Domenica lo scenario sarà più chiaro. Oltre ogni calcolo, però, queste primarie a Napoli raccontano anche il pessimo stato di salute del Pd, un partito che dialoga assai poco con la città. Il disastro del 2011 poteva essere l’occasione per risalire la china con una forte e credibile opposizione al radicalismo del sindaco, ma ciò non è accaduto. Ora Zapata ora Che Guevara, de Magistris si è preso tutta la scena.
Le primarie stesse potevano rappresentare un’occasione di dialogo sia pure tardivo con l’opinione pubblica, ma sono cadute quasi esclusivamente sulle spalle dei 4 candidati. Appena 25 manifesti giganti affissi in città per ricordare che domenica si vota. Una campagna sul web partita con decisione soltanto negli ultimi giorni. I seggi ridotti da 83 a 78 per il timore di brogli, il fantasma del 2011 che ha costretto il Pd a parlare più della “App” per evitare scandali, che del programma.
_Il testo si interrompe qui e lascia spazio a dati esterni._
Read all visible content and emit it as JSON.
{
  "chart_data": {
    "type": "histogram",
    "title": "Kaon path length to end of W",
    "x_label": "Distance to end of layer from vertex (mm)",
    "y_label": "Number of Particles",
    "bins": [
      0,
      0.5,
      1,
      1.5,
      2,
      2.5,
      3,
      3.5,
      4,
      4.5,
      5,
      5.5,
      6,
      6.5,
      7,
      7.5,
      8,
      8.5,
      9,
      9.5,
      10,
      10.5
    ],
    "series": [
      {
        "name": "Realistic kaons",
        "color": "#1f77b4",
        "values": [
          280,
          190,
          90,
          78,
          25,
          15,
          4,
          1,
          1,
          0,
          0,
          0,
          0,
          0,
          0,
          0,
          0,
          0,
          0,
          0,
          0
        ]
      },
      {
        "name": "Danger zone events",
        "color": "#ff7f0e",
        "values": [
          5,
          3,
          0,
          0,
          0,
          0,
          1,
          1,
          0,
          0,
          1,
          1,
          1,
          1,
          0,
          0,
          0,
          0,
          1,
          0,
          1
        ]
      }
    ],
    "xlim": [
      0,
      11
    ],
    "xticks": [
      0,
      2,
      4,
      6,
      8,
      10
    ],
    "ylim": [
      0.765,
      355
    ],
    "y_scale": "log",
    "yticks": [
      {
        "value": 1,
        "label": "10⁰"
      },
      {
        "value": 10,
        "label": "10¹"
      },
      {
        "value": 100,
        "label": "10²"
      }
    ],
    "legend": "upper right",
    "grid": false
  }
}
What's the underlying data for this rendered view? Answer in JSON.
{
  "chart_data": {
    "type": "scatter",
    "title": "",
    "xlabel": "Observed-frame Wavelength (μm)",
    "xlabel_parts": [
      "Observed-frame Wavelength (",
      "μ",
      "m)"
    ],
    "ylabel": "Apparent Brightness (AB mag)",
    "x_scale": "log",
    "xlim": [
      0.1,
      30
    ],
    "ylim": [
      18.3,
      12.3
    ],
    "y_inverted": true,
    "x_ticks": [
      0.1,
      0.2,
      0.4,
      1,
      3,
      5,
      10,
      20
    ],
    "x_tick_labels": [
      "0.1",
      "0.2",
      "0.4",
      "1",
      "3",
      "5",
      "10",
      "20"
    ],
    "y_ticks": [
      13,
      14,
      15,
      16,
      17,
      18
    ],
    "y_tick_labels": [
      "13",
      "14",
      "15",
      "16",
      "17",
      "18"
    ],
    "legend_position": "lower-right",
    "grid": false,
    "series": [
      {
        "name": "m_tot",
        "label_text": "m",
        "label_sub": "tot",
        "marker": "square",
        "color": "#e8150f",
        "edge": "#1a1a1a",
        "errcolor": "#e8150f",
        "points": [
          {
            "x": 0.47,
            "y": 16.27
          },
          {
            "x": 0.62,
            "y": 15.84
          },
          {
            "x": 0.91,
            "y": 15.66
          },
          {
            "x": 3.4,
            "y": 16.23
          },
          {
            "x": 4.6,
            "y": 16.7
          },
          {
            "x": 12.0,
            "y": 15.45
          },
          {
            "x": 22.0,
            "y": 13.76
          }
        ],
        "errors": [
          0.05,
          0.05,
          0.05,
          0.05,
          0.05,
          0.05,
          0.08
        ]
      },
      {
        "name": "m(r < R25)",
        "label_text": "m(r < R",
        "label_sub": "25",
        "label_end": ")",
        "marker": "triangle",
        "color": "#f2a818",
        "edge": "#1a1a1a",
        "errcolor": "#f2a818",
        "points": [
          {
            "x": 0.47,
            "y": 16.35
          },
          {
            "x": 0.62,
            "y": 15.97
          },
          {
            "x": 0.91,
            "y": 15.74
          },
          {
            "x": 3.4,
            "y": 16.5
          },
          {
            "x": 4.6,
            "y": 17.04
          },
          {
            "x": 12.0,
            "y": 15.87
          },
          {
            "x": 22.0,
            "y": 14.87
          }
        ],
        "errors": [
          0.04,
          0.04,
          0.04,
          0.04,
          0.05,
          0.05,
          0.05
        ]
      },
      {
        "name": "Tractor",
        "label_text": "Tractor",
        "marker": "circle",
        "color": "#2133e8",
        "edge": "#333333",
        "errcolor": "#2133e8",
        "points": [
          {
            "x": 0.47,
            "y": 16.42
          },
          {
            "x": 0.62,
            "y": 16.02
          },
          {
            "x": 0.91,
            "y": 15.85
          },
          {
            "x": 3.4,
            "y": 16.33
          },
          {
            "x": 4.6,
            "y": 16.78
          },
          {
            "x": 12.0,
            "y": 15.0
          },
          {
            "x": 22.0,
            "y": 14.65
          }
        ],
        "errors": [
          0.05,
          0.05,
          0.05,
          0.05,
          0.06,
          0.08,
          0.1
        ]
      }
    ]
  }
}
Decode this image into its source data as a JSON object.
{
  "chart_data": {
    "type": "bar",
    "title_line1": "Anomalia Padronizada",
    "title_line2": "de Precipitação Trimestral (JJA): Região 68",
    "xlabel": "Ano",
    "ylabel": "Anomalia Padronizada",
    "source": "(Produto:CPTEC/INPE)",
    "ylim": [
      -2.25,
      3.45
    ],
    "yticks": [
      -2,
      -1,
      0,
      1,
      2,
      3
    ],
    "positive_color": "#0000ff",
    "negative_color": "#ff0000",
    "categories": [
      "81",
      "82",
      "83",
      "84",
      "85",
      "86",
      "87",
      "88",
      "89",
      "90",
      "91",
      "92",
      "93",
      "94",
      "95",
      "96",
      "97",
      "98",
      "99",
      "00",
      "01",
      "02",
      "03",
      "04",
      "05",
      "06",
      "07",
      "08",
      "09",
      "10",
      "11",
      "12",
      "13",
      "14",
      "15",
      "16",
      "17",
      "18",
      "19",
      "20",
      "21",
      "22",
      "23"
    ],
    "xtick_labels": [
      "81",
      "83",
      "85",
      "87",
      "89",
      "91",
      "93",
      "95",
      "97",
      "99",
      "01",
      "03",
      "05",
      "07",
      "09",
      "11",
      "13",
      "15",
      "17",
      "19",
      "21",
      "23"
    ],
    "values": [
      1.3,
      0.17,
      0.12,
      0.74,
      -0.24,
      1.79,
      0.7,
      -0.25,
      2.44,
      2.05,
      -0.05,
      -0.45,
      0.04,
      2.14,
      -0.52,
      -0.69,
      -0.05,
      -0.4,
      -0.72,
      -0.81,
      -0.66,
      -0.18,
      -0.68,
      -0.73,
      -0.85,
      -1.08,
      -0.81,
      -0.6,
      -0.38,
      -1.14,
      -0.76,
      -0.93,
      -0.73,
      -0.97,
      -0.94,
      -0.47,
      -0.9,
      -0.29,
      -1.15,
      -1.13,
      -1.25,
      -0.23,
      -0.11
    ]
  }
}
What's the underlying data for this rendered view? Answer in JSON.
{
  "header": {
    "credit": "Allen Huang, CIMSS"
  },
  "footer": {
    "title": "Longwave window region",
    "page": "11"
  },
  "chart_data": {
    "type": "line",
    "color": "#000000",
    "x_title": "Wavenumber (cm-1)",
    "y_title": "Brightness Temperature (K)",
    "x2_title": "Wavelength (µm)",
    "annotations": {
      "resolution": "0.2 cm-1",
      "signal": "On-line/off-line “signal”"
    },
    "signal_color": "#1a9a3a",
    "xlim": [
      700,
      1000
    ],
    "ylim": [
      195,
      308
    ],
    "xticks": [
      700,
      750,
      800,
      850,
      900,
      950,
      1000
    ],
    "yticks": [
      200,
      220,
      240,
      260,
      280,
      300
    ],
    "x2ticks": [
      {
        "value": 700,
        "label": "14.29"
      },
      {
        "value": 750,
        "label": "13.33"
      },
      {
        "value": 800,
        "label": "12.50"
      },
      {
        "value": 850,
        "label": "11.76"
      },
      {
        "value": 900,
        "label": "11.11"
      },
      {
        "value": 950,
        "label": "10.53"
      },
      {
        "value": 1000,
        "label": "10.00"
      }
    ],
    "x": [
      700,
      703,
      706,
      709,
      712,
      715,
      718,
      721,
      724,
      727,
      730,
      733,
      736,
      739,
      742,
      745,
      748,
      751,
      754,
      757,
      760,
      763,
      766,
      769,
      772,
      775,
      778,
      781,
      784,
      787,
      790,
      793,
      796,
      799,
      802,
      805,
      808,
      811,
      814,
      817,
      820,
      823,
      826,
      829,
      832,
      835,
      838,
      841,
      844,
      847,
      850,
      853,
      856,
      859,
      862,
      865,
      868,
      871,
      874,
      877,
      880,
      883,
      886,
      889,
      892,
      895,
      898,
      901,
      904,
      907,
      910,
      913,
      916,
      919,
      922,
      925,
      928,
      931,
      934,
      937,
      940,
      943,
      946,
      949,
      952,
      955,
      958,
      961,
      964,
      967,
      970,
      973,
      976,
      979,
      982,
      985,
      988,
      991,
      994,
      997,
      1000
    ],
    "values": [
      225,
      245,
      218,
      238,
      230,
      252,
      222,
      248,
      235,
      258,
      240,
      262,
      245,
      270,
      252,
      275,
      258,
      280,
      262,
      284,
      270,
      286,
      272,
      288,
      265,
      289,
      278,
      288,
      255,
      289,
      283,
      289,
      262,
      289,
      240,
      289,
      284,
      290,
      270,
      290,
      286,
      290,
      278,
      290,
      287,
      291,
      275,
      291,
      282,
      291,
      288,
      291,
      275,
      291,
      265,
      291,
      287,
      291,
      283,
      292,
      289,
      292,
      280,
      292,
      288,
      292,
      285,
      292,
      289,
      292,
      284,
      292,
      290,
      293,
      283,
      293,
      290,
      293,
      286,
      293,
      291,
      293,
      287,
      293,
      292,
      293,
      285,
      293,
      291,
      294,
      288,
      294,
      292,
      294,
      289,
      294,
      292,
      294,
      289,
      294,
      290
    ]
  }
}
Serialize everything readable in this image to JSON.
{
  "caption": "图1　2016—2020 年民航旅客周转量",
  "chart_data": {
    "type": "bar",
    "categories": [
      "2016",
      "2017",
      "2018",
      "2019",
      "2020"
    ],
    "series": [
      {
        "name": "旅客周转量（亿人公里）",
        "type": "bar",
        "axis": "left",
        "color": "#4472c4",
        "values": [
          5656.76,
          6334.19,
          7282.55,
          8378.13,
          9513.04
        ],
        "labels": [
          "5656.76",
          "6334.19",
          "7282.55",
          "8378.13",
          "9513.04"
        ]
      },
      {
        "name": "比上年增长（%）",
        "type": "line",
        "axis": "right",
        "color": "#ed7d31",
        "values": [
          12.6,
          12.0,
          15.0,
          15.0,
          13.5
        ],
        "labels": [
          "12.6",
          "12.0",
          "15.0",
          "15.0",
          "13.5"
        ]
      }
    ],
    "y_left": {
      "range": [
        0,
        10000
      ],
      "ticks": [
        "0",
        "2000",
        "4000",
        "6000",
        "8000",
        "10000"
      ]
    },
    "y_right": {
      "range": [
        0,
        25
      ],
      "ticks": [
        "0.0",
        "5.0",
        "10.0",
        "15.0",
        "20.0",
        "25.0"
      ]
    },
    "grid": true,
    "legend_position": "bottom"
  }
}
La “App”. Iniziativa apprezzabile e molto di moda. Tuttavia coperta dal fragoroso silenzio su ben altri imbrogli, per esempio quelli avvenuti a Salerno nel 2012 per scegliere i candidati al parlamento. Si contarono più voti dei votanti, alle “parlamentarie” prepagate addirittura con le monetine del Bingo. Di fronte a questa vergogna hanno taciuto il Pd e il governatore Vincenzo De Luca. Il silenzio non fa bene alle primarie. Non fa bene l’inchiesta su politica e camorra a Casavatore, che descrive un Pd permeabile alle infiltrazioni criminali, dominato da bande e gruppi di potere. Desolante. Quanto peserà Casavatore sulle urne di domenica? Queste votazioni hanno senso se sono uno strumento a prova di brogli dentro un quadro di regole certe, altrimenti si trasformano in una resa dei conti nel centrosinistra e nulla più. Le primarie parlano: ma cosa diranno domenica?